Interest will cease to accrue on the Settlement Date for all Notes accepted in the Offers. Under no circumstances will any interest be payable because of any delay in the transmission of funds to Holders by CDS Clearing and Depository Services Inc. ("CDS") or its participants. Any Notes validly tendered pursuant to the Offers but not accepted for purchase by the Company will be returned promptly to the tendering Holders thereof.
The Company may increase or waive the Maximum Purchase Amount with or without extending the Withdrawal Date. If Holders tender more Notes in the Offers than they expect to be accepted for purchase based on the Maximum Purchase Amount and the Company subsequently accepts more than such Holders expected of such Notes tendered as a result of an increase of the Maximum Purchase Amount, such Holders may not be able to withdraw any of their previously tendered Notes. The Offers are subject to the satisfaction or waiver of certain conditions as described in the Offer to Purchase, including the Company having raised by the Settlement Date net proceeds through one or more issuances of debt in the public or private capital markets, on terms reasonably satisfactory to the Company, sufficient to purchase all Notes validly tendered (and not validly withdrawn) and accepted for purchase by the Company in the Offers and to pay accrued and unpaid interest and all fees and expenses in connection with the Offers (the "Financing Condition").
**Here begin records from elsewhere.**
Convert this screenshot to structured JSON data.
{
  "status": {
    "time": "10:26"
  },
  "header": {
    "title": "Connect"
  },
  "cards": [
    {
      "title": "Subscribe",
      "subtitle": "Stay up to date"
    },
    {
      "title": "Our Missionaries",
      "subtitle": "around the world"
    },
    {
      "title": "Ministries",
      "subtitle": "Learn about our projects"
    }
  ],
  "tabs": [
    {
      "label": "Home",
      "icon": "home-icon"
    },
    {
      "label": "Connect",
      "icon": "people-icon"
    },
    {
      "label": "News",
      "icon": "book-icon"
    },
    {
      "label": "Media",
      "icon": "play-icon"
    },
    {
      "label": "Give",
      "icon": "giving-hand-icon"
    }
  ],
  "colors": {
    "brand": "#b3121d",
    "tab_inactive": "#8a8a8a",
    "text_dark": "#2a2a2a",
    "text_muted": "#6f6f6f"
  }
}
The Company reserves the right, subject to applicable law, to waive any and all conditions to any Offer. If any of the conditions is not satisfied, the Company is not obligated to accept for payment, purchase or pay for, and may delay the acceptance for payment of, any tendered Notes, in each event subject to applicable laws, and may terminate or alter any or all of the Offers. The Offers are not conditioned on the tender of any aggregate minimum principal amount of Notes of any series (subject to minimum denomination requirements as set forth in the Offer to Purchase).